Background: Newborn screening for cystic fibrosis (CF) with immunoreactive trypsinogen (IRT) and DeltaF508 analysis followed by sweat testing misses some infants with CF and detects more DeltaF508 carriers than expected. Some of the apparent DeltaF508 carriers may be DeltaF508 compound heterozygotes with normal sweat electrolyte levels.
Methods: Infants identified by newborn screening with an elevated IRT level, one DeltaF508 allele, and a sweat chloride level <60 mmol/L underwent CF mutation analysis, pancreatic stimulation testing, and repeat IRT analysis followed by clinical review and repeat sweat test at 12 months.
Results: Over a 24-month period we identified 122 DeltaF508 heterozygotes and recruited 57; 4 had borderline sweat chloride levels (40 to 60 mmol/L), 5 (8.8%, 95% CI 1.4, 16.2) had a second CF mutation (R117H), and 11 (20%, 95% CI 10, 30) had the intron 8 5T allele. Three had clinical CF at 12 months (initial sweat chloride levels: 53, 51, and 32 mmol/L). Pancreatic electrolyte secretion in the subjects with a borderline sweat chloride level was similar to that in patients with known CF.

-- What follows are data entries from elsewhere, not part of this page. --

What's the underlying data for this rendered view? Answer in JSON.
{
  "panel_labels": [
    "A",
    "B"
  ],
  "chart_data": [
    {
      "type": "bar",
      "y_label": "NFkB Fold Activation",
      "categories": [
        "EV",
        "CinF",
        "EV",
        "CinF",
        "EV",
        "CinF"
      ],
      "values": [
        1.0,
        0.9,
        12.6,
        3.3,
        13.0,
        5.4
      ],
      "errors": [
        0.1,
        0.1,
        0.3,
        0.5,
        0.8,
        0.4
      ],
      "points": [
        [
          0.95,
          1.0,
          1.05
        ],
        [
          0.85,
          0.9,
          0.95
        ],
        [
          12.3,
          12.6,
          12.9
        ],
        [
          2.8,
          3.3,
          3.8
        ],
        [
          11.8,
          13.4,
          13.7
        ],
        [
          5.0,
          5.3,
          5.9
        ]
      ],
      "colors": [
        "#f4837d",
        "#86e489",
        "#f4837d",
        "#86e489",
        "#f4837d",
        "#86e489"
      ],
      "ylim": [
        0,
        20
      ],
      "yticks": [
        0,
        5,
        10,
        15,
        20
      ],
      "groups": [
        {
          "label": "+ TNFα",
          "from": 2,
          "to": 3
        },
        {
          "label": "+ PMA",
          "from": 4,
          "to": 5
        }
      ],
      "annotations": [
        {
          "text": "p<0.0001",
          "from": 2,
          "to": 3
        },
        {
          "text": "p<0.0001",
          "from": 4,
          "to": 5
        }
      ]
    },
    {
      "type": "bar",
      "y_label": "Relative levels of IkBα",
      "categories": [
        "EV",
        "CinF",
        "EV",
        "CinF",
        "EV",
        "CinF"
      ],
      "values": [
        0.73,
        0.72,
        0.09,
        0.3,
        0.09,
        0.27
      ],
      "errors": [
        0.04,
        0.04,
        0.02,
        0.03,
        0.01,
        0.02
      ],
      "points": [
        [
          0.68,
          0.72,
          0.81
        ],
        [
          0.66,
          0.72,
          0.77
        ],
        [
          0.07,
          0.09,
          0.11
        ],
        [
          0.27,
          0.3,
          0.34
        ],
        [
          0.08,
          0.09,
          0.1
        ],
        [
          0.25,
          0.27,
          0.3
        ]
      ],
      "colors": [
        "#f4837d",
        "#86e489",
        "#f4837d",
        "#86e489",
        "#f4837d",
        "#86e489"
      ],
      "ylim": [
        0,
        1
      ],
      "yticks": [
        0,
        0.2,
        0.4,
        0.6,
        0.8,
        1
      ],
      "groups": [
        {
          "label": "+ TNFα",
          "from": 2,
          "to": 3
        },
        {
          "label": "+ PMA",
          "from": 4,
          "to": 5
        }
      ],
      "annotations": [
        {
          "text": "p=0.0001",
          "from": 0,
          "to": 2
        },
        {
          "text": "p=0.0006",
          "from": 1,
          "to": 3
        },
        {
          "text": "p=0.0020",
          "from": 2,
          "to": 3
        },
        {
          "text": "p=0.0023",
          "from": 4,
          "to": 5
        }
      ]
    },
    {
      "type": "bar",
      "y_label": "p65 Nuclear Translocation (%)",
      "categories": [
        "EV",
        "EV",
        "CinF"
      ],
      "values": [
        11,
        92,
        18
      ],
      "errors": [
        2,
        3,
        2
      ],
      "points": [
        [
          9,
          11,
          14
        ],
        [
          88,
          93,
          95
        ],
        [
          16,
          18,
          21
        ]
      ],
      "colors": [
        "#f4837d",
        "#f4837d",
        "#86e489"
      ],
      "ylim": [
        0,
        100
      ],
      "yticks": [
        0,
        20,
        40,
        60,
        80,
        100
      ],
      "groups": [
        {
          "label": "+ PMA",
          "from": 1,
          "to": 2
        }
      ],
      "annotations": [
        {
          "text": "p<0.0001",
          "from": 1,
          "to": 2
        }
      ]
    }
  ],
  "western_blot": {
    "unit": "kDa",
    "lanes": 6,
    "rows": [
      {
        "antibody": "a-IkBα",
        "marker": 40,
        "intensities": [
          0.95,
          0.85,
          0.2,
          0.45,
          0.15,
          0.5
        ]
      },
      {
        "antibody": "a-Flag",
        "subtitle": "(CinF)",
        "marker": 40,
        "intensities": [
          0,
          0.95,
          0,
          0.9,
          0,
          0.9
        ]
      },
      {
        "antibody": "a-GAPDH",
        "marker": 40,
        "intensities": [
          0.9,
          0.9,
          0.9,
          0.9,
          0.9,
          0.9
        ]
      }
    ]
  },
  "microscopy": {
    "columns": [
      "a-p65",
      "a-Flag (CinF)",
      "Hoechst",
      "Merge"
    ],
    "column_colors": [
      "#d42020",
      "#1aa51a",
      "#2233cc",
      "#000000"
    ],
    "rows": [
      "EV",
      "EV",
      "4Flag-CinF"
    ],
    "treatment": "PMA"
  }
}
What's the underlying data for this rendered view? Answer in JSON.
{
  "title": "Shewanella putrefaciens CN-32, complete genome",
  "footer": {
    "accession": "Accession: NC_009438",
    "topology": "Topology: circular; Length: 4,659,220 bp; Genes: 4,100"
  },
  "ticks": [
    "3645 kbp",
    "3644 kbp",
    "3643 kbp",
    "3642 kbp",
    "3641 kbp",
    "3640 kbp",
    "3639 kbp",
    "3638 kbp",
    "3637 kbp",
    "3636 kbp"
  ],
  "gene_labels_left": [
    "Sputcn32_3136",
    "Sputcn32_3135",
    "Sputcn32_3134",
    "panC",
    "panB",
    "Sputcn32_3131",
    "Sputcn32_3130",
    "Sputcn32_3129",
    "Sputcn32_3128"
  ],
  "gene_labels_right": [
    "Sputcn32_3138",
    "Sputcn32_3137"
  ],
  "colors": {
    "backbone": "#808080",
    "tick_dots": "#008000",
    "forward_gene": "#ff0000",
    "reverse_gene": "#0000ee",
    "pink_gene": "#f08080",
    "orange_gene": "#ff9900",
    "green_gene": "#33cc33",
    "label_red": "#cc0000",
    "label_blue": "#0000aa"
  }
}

Conclusion: The excess of DeltaF508 heterozygotes detected by IRT/DNA screening is associated with the presence of a second mutation or the 5T allele in some infants. Screened infants with borderline sweat chloride levels almost certainly have CF, but long-term follow-up of the infants with the genotype DeltaF508/R117H and DeltaF508/5T is required to determine their outcome. In the meantime, newborn screening should be confined to severe mutations associated with classic CF.